The Labour government, elected in 1997 on a promise of reversing that disaster, refused to fulfil its election promise and completed the privatisation process with the last remaining sales.
Despite allegedly being “privatised,” all the rail services are still subsidised by public money. Last year, the eight largest franchises received a total of more than £800 million from the taxpayer.
National Express East Coast received a subsidy of £7 million in the first five months of its franchise, which started in December 2007. South West Trains (SWT) received £28 million this financial year, and is cutting the length of 100 trains in order to reduce its electricity and maintenance bills. Many 10-carriage trains will have only five carriages.
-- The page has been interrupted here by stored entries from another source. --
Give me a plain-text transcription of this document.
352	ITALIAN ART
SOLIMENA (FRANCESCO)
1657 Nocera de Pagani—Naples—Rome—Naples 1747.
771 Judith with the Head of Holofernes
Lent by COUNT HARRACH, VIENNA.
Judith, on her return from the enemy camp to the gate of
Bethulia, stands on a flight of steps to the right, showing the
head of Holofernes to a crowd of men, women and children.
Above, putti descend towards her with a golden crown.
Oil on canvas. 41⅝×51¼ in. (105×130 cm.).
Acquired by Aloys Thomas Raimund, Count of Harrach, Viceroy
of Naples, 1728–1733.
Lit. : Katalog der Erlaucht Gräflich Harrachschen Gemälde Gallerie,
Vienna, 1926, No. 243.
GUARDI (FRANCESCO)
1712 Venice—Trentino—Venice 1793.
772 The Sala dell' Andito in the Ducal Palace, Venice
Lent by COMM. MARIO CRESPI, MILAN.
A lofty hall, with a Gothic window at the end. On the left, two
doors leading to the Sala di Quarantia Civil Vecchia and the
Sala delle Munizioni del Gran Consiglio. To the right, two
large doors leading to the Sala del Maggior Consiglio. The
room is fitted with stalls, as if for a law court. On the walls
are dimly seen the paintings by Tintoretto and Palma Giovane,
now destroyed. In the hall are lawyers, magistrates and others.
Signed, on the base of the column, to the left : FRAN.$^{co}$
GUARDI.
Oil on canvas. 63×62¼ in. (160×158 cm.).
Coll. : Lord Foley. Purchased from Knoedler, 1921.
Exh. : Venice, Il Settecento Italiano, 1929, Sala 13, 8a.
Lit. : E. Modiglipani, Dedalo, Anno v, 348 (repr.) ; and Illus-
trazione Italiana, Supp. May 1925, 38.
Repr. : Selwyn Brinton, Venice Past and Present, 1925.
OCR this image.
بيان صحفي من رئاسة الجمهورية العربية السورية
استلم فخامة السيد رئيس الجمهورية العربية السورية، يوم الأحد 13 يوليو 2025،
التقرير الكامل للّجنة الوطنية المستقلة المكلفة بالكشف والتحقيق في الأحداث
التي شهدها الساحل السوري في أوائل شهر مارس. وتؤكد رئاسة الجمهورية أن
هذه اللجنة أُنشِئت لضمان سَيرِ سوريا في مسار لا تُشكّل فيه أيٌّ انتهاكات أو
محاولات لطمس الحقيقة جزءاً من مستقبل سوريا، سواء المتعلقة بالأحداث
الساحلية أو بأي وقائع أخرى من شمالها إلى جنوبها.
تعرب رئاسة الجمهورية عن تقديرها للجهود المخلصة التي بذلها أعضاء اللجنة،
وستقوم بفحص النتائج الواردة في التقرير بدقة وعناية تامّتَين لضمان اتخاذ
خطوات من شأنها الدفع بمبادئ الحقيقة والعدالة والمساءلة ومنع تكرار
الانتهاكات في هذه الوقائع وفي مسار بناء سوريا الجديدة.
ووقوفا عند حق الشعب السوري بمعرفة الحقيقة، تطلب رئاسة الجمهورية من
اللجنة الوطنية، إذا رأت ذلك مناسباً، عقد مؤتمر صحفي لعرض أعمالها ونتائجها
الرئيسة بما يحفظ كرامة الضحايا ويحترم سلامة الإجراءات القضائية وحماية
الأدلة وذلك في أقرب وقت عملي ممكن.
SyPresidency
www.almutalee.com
A 2004 report revealed that even Sir Richard Branson’s Virgin train companies are receiving more than £1 billion in subsidies from taxpayers. Under the plan drawn up at the time of privatisation in 1996, Sir Richard’s rail interests should have been making contributions to the Exchequer, rather than the other way round. Virgin received £394 million from taxpayers in 2002–3 and £514 million in 2003–4.
Stagecoach, which successfully bid for South West Trains, the first franchise, is given £27 million per year more in subsidy than the amount required to give a reasonable rate of return.
Other companies likely to face difficulties include National Express’s ScotRail, with an annual shortfall of £63 million, and the two northern regional railways companies — now called First North Western and Northern Spirit — both with shortfalls of over £33m a year.
In July this year, the East Coast rail service, run by National Express, was taken back into state ownership after collapsing.
It is clear that to any objective observer that the privatisation of British Rail has been an unmitigated disaster. The taxpayer has been forced to throw billions into the pockets of private shareholders — cash which should have been used to fix and upgrade the rail network and return British Rail to what it always was: a service delivered in the national interest.